With an overdrive transmission, the top gear is less than a 1:1 ratio, which means that the driveshaft will turn at a faster speed than the engine. For example, if you have a car without overdrive and a 1:1 top gear ratio, a 3.08 axle ratio, and a 26″ tall tire, your engine speed at 70 MPH is about 2750 RPM. The typical overdrive in a domestic car is about a 0.70:1 ratio, which means that in top gear the driveshaft will turn 42.9% faster than engine speed (1 divided by 0.70 = 1.429). In the same car with an overdrive transmission and a 0.70:1 top gear ratio, engine speed at 70 MPH is reduced to 1925 RPM! That is 825 fewer RPM, a reduction of almost one-third.
This reduction in engine speed has several advantages:
1.) Lower fuel consumption – on the highway, your engine will use roughly one-third less fuel.
2.) Lower emissions – on the highway, your engine will emit roughly one-third less pollution.
3.) Longer engine life – all other things being equal, your engine theoretically has a life that consists of a certain number of revolutions. You are going the same distance as before, but using fewer of those revolutions to get there.
4.) Longer accessory life – your water pump, alternator, power steering pump, A/C compressor, and smog pump (if equipped) are all turning at a lower RPM and should last longer.
5) Less cabin noise – an engine turning at a lower RPM will be quieter, making the trip less stressful. It is easier to have a conversation, and you can actually hear the radio!
There are a few minor trade-offs, though. The engine will have less power for passing and going up hills when the transmission is in high gear, so downshifting will be necessary at times. Most overdrive transmissions are slightly heavier than their non-overdrive counterparts, too, but this difference is negligible in most cases.

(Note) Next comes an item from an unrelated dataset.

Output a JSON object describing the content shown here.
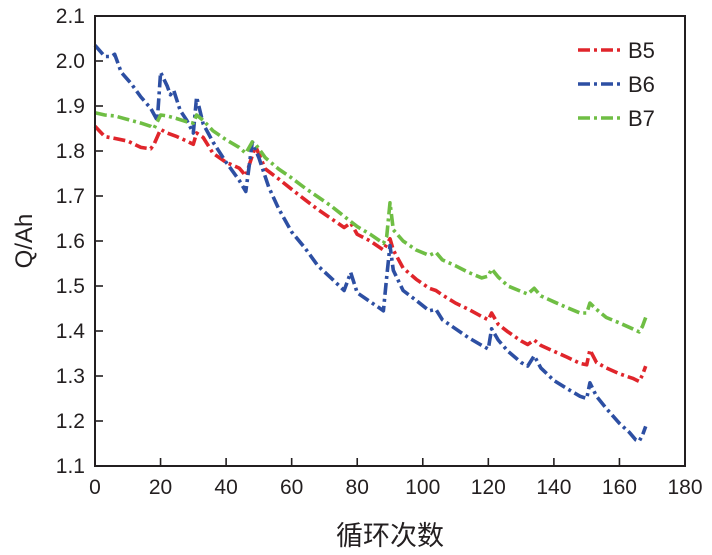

All in all, overdrive transmissions have been one of the biggest improvements to be made to domestic cars in the last thirty years. They have made a larger difference in highway fuel economy than fuel injection and computerized engine controls. There are a number of companies such as Keisler Engineering that have made a good business out of providing overdrives to retrofit into classic musclecars and street rods! Given the advantages of overdrive transmissions, my biggest question is why the automakers didn’t offer them sooner!